If Redditors pull off a “silver squeeze,” there’s speculation as to what market could be next. Bitcoin investor and entrepreneur Cameron Winkelvoss – who rose to fame with his twin brother Tyler Winkelvoss when they won $65 million in a lawsuit against their Harvard classmate Mark Zuckerberg, claiming he stole their idea for Facebook – took to Twitter on January 31 to contemplate the implications.

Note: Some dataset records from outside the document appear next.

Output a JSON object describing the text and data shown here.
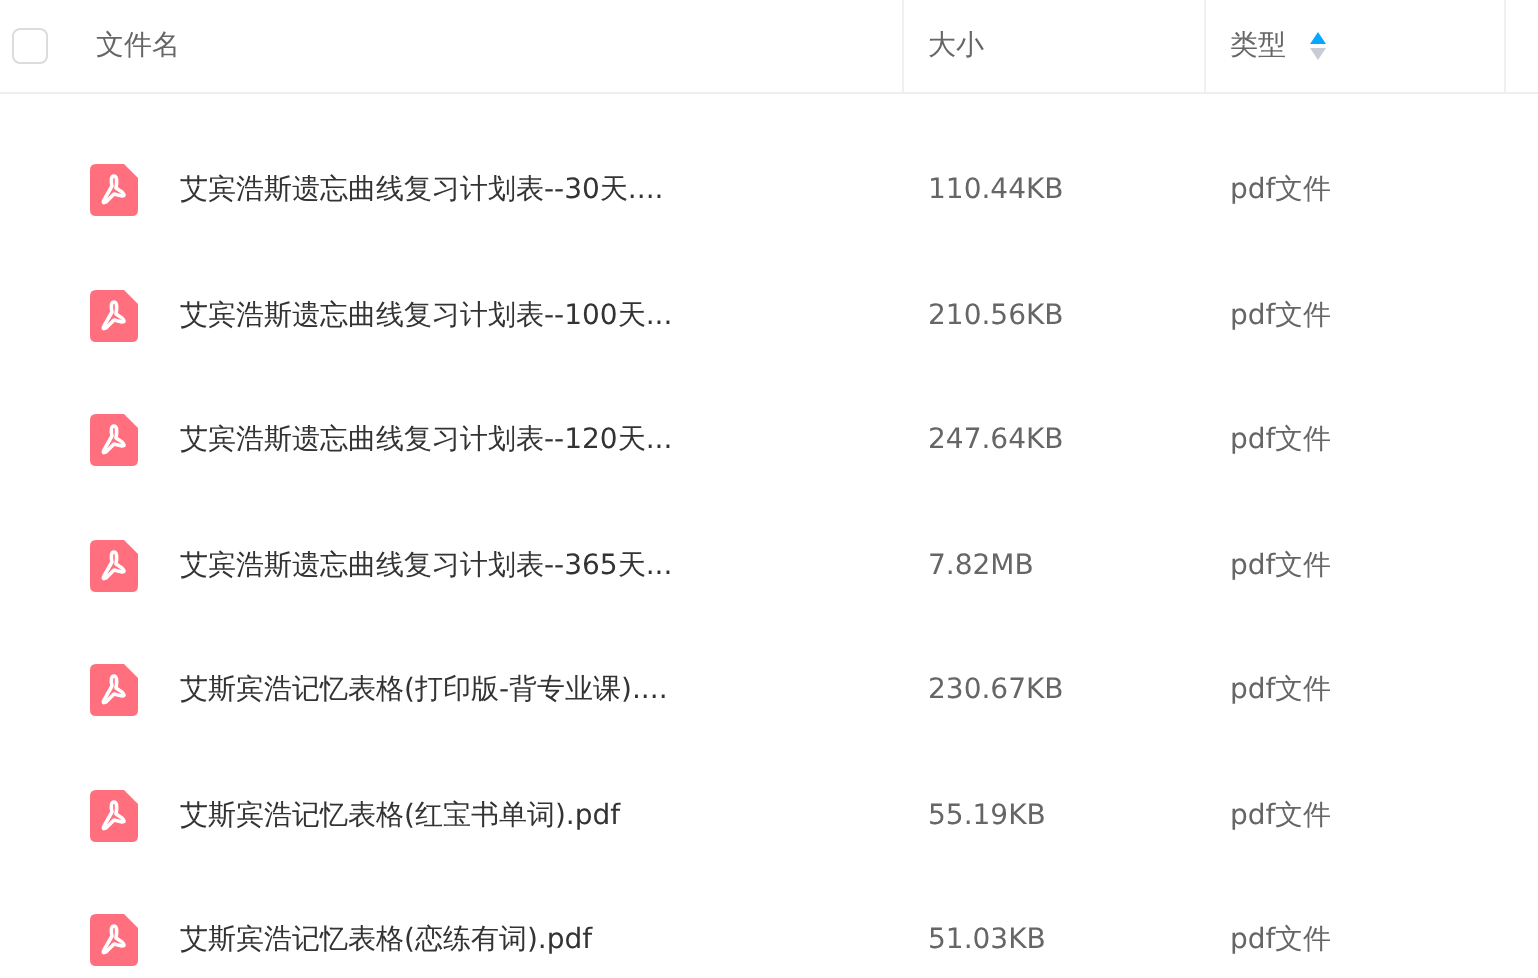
{
  "header": {
    "select_all": {
      "checked": false
    },
    "columns": [
      {
        "label": "文件名"
      },
      {
        "label": "大小"
      },
      {
        "label": "类型",
        "sorted": true
      }
    ]
  },
  "rows": [
    {
      "name": "艾宾浩斯遗忘曲线复习计划表--30天....",
      "size": "110.44KB",
      "type": "pdf文件"
    },
    {
      "name": "艾宾浩斯遗忘曲线复习计划表--100天...",
      "size": "210.56KB",
      "type": "pdf文件"
    },
    {
      "name": "艾宾浩斯遗忘曲线复习计划表--120天...",
      "size": "247.64KB",
      "type": "pdf文件"
    },
    {
      "name": "艾宾浩斯遗忘曲线复习计划表--365天...",
      "size": "7.82MB",
      "type": "pdf文件"
    },
    {
      "name": "艾斯宾浩记忆表格(打印版-背专业课)....",
      "size": "230.67KB",
      "type": "pdf文件"
    },
    {
      "name": "艾斯宾浩记忆表格(红宝书单词).pdf",
      "size": "55.19KB",
      "type": "pdf文件"
    },
    {
      "name": "艾斯宾浩记忆表格(恋练有词).pdf",
      "size": "51.03KB",
      "type": "pdf文件"
    }
  ]
}
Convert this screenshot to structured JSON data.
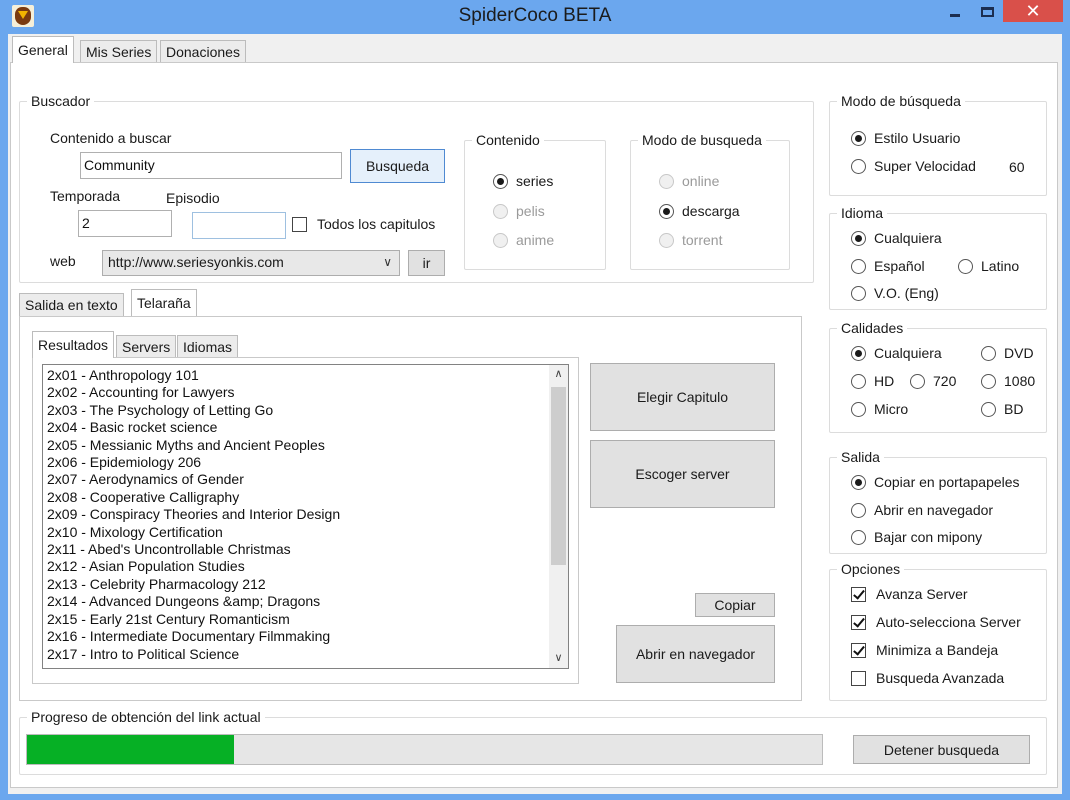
{
  "window": {
    "title": "SpiderCoco BETA",
    "close_glyph": "✕"
  },
  "main_tabs": [
    {
      "label": "General",
      "active": true
    },
    {
      "label": "Mis Series",
      "active": false
    },
    {
      "label": "Donaciones",
      "active": false
    }
  ],
  "buscador": {
    "legend": "Buscador",
    "contenido_label": "Contenido a buscar",
    "contenido_value": "Community",
    "search_button": "Busqueda",
    "temporada_label": "Temporada",
    "temporada_value": "2",
    "episodio_label": "Episodio",
    "episodio_value": "",
    "todos_label": "Todos los capitulos",
    "todos_checked": false,
    "web_label": "web",
    "web_value": "http://www.seriesyonkis.com",
    "go_button": "ir"
  },
  "contenido": {
    "legend": "Contenido",
    "options": [
      {
        "label": "series",
        "checked": true,
        "enabled": true
      },
      {
        "label": "pelis",
        "checked": false,
        "enabled": false
      },
      {
        "label": "anime",
        "checked": false,
        "enabled": false
      }
    ]
  },
  "modo_busqueda_inner": {
    "legend": "Modo de busqueda",
    "options": [
      {
        "label": "online",
        "checked": false,
        "enabled": false
      },
      {
        "label": "descarga",
        "checked": true,
        "enabled": true
      },
      {
        "label": "torrent",
        "checked": false,
        "enabled": false
      }
    ]
  },
  "inner_tabs": [
    {
      "label": "Salida en texto",
      "active": false
    },
    {
      "label": "Telaraña",
      "active": true
    }
  ],
  "result_tabs": [
    {
      "label": "Resultados",
      "active": true
    },
    {
      "label": "Servers",
      "active": false
    },
    {
      "label": "Idiomas",
      "active": false
    }
  ],
  "episodes": [
    "2x01 - Anthropology 101",
    "2x02 - Accounting for Lawyers",
    "2x03 - The Psychology of Letting Go",
    "2x04 - Basic rocket science",
    "2x05 - Messianic Myths and Ancient Peoples",
    "2x06 - Epidemiology 206",
    "2x07 - Aerodynamics of Gender",
    "2x08 - Cooperative Calligraphy",
    "2x09 - Conspiracy Theories and Interior Design",
    "2x10 - Mixology Certification",
    "2x11 - Abed's Uncontrollable Christmas",
    "2x12 - Asian Population Studies",
    "2x13 - Celebrity Pharmacology 212",
    "2x14 - Advanced Dungeons &amp; Dragons",
    "2x15 - Early 21st Century Romanticism",
    "2x16 - Intermediate Documentary Filmmaking",
    "2x17 - Intro to Political Science"
  ],
  "actions": {
    "elegir": "Elegir Capitulo",
    "escoger": "Escoger server",
    "copiar": "Copiar",
    "abrir": "Abrir en navegador"
  },
  "modo_busqueda": {
    "legend": "Modo de búsqueda",
    "options": [
      {
        "label": "Estilo Usuario",
        "checked": true
      },
      {
        "label": "Super Velocidad",
        "checked": false
      }
    ],
    "speed_value": "60"
  },
  "idioma": {
    "legend": "Idioma",
    "options": [
      {
        "label": "Cualquiera",
        "checked": true
      },
      {
        "label": "Español",
        "checked": false
      },
      {
        "label": "Latino",
        "checked": false
      },
      {
        "label": "V.O. (Eng)",
        "checked": false
      }
    ]
  },
  "calidades": {
    "legend": "Calidades",
    "options": [
      {
        "label": "Cualquiera",
        "checked": true
      },
      {
        "label": "DVD",
        "checked": false
      },
      {
        "label": "HD",
        "checked": false
      },
      {
        "label": "720",
        "checked": false
      },
      {
        "label": "1080",
        "checked": false
      },
      {
        "label": "Micro",
        "checked": false
      },
      {
        "label": "BD",
        "checked": false
      }
    ]
  },
  "salida": {
    "legend": "Salida",
    "options": [
      {
        "label": "Copiar en portapapeles",
        "checked": true
      },
      {
        "label": "Abrir en navegador",
        "checked": false
      },
      {
        "label": "Bajar con mipony",
        "checked": false
      }
    ]
  },
  "opciones": {
    "legend": "Opciones",
    "options": [
      {
        "label": "Avanza Server",
        "checked": true
      },
      {
        "label": "Auto-selecciona Server",
        "checked": true
      },
      {
        "label": "Minimiza a Bandeja",
        "checked": true
      },
      {
        "label": "Busqueda Avanzada",
        "checked": false
      }
    ]
  },
  "progreso": {
    "legend": "Progreso de obtención del link actual",
    "percent": 26,
    "color": "#06b025",
    "stop_button": "Detener busqueda"
  }
}
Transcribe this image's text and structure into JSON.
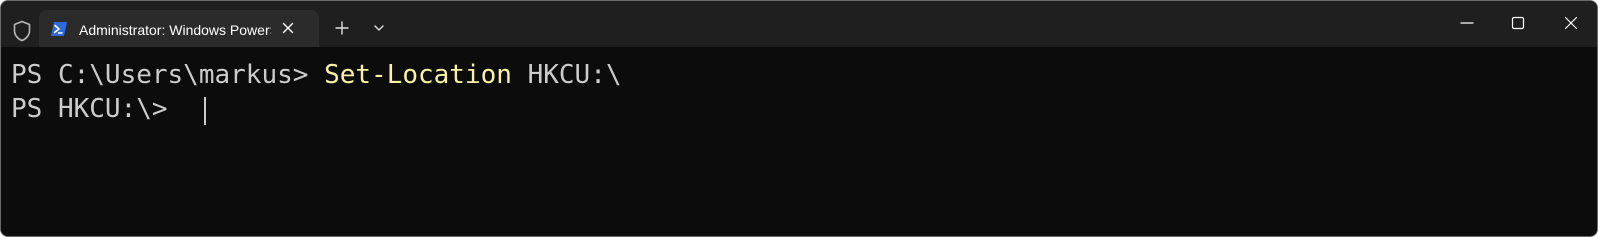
{
  "titlebar": {
    "tab": {
      "title": "Administrator: Windows PowerShell",
      "icon": "powershell-icon"
    },
    "admin_icon": "shield-icon",
    "new_tab_icon": "plus-icon",
    "dropdown_icon": "chevron-down-icon",
    "window_controls": [
      "minimize-icon",
      "maximize-icon",
      "close-icon"
    ]
  },
  "terminal": {
    "lines": [
      {
        "prompt": "PS C:\\Users\\markus> ",
        "command": "Set-Location",
        "argument": " HKCU:\\"
      },
      {
        "prompt": "PS HKCU:\\> ",
        "command": "",
        "argument": ""
      }
    ],
    "colors": {
      "background": "#0c0c0c",
      "text": "#cccccc",
      "command": "#f9f1a5",
      "titlebar": "#1f1f1f",
      "tab": "#2b2b2b"
    }
  }
}
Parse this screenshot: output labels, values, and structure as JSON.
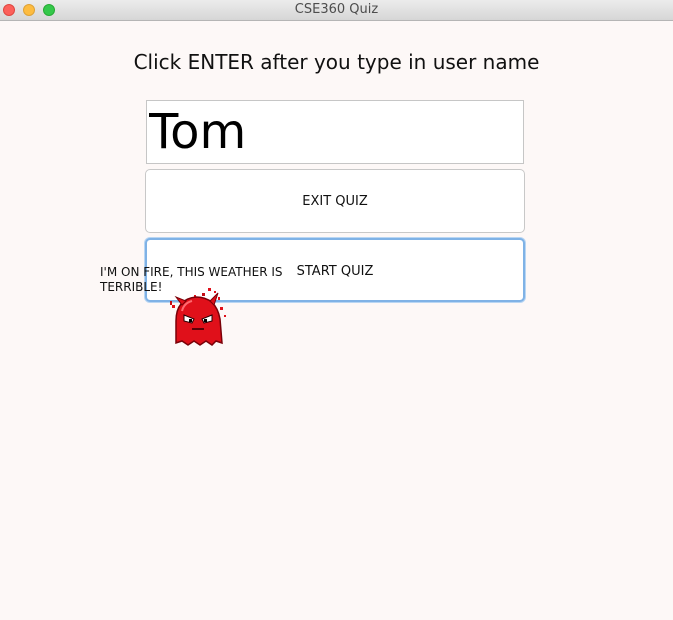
{
  "window": {
    "title": "CSE360 Quiz"
  },
  "prompt": "Click ENTER after you type in user name",
  "username_field": {
    "value": "Tom"
  },
  "buttons": {
    "exit_label": "EXIT QUIZ",
    "start_label": "START QUIZ"
  },
  "speech": {
    "text": "I'M ON FIRE, THIS WEATHER IS TERRIBLE!"
  },
  "colors": {
    "background": "#fdf8f7",
    "focus_ring": "#7fb2e6",
    "monster": "#e0101a"
  }
}
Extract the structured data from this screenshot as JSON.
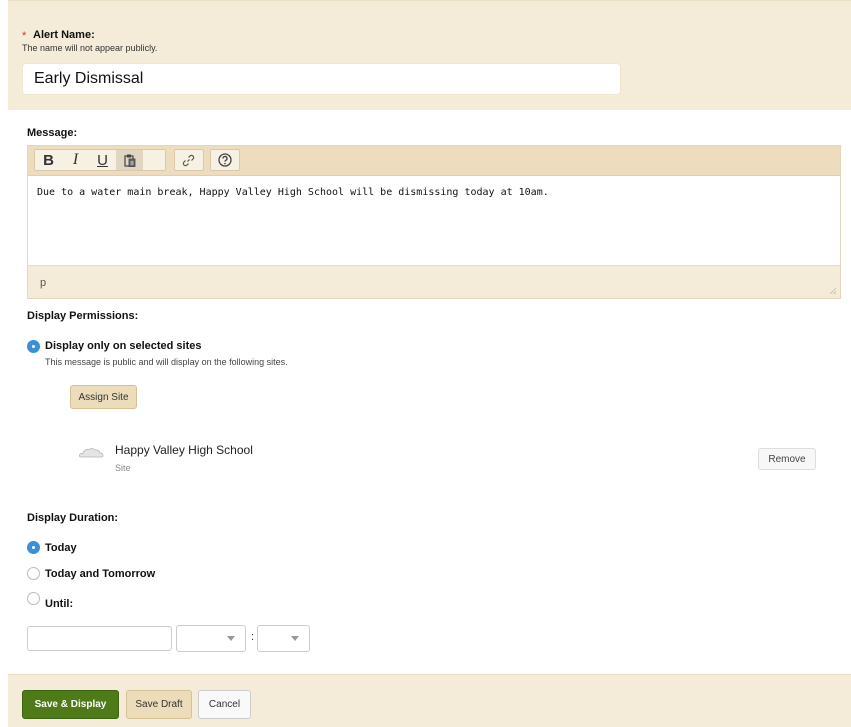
{
  "alert_name": {
    "required_mark": "*",
    "label": "Alert Name:",
    "help": "The name will not appear publicly.",
    "value": "Early Dismissal"
  },
  "message": {
    "label": "Message:",
    "toolbar": {
      "bold": "B",
      "italic": "I",
      "underline": "U",
      "paste_icon": "clipboard-paste-icon",
      "link_icon": "link-icon",
      "help_icon": "help-circle-icon"
    },
    "body": "Due to a water main break, Happy Valley High School will be dismissing today at 10am.",
    "path": "p"
  },
  "permissions": {
    "label": "Display Permissions:",
    "option_label": "Display only on selected sites",
    "option_help": "This message is public and will display on the following sites.",
    "assign_button": "Assign Site",
    "site": {
      "icon": "cloud-icon",
      "name": "Happy Valley High School",
      "type": "Site",
      "remove_button": "Remove"
    }
  },
  "duration": {
    "label": "Display Duration:",
    "options": [
      "Today",
      "Today and Tomorrow",
      "Until:"
    ],
    "selected": "Today",
    "time_separator": ":"
  },
  "footer": {
    "save_display": "Save & Display",
    "save_draft": "Save Draft",
    "cancel": "Cancel"
  },
  "colors": {
    "panel_bg": "#f4ecd9",
    "radio_selected": "#3a8fd9",
    "primary_button": "#4e7a17",
    "secondary_button": "#ecdcb9"
  }
}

The ramifications of a #silversqueeze cannot be underestimated. If it’s exposed that there are more paper claims on silver than actual silver, not only would payoff be enormous, but gold would be next. #Bitcoin fixes this.
— Cameron Winklevoss (@cameron) January 31, 2021

If Silver market is proven to be fraudulent, you better believe Gold market will be next. HUGE implications especially for countries that have de-dollarized and central banks with large Gold holdings. #silversqueeze
— Cameron Winklevoss (@cameron) January 31, 2021

The #silversqueeze is going to tell us just how bullshit the Silver and precious metals markets are.
— Cameron Winklevoss (@cameron) January 31, 2021
Investing in gold shares has traditionally been considered a safe hedge against stock market volatility. The U.S. has the largest gold reserve in the world, but if the current (record high) price of gold were to suffer a short squeeze, that would indeed have a massive effect on global markets.
As a bigwig Bitcoin investor, it’s little surprise Winkelvoss is rooting against market mainstays. He and his brother invested $11 million of their $65 million Facebook lawsuit payout into Bitcoin back in 2013, and when the cryptocurrency’s shares soared last December, they became billionaires. 
In case you weren’t convinced that the Winkelvoss twins were into all of this stuff, they also just signed on as executive producers for an MGM film on the Gamestop fiasco, which will be based on a yet-to-be-written book by Ben Mezrich, auhtor of the The Social Network. The tentative title for his Gamestop tome? The Antisocial Network.